[slurm-users] Rate Limiting of RPC calls

Wed Feb 10 01:08:11 UTC 2021

We've hit this before several times. The tricks we've used to deal with 
this are:

1. Being on the latest release: A lot of work has gone into improving 
RPC throughput, if you aren't running the latest 20.11 release I highly 
recommend upgrading.  20.02 also was pretty good at this.

2. max_rpc_cnt/defer: I would recommend using either of these settings 
for SchedulerParameters as it will allow the scheduler more time to breathe.

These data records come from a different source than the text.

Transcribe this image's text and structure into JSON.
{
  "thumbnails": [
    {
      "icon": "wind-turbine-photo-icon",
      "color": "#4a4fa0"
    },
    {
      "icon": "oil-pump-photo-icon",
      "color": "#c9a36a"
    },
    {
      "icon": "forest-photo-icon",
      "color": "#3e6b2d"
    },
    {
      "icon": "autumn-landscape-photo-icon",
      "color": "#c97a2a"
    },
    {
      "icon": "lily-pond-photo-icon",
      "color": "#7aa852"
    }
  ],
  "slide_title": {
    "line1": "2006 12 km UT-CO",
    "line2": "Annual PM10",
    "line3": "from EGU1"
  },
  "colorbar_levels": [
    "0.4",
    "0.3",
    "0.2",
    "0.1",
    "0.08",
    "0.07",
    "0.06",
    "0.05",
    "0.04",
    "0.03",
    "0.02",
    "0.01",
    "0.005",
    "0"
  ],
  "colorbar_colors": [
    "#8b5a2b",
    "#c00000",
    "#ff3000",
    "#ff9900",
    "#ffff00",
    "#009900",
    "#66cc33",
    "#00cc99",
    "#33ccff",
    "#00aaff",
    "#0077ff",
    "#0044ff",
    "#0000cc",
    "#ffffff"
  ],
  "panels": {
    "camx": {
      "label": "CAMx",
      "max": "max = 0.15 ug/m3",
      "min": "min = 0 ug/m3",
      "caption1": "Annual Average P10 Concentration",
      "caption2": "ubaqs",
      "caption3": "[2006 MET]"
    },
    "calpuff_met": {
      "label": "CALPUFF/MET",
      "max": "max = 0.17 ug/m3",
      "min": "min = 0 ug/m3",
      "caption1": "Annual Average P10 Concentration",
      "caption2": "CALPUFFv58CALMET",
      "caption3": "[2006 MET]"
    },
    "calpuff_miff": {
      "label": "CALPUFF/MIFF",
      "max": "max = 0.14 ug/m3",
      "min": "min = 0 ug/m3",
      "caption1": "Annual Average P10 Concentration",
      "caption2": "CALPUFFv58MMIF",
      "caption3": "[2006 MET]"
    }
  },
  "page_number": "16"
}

3. I would make sure that your mysql settings are set such that your DB 
is fully cached in memory and not hitting disk.  I also recommend 
running your DB on the same server as you run your ctld.  We've found 
that this can improve throughput.

4. We put a caching version of squeue in place which gives almost live 
data to the users rather than live data.  This additional buffer layer 
helps cut down traffic.  This is something we rolled in house with a 
database that updates every 30 seconds.

5. Recommend to users to submit jobs that last for more than 10 minutes 
and to use Job arrays instead of looping sbatch.  This will reduce 
thrashing.

Those are my recommendations for how to deal with this.

-Paul Edmon-

On 2/9/2021 7:59 PM, Kota Tsuyuzaki wrote:
> Hello guys,
>
> In our cluster, sometimes new incoming member accidentally creates too many slurm RPC calls (sbatch, sacct, etc), then slurmctld,
> slurmdbd, and mysql may be overloaded.
> To prevent such a situation, I'm looking for something like RPC Rate Limit for users. Does Slurm supports such a RateLimit feature?
> If not, is there way to save Slurm server-side resources?
>
> Best,
> Kota
>
> --------------------------------------------
> 露崎　浩太 (Kota Tsuyuzaki)
> kota.tsuyuzaki.pc at hco.ntt.co.jp
> NTTソフトウェアイノベーションセンタ
> 分散処理基盤技術プロジェクト
> 0422-59-2837
> ---------------------------------------------
>
>
>
>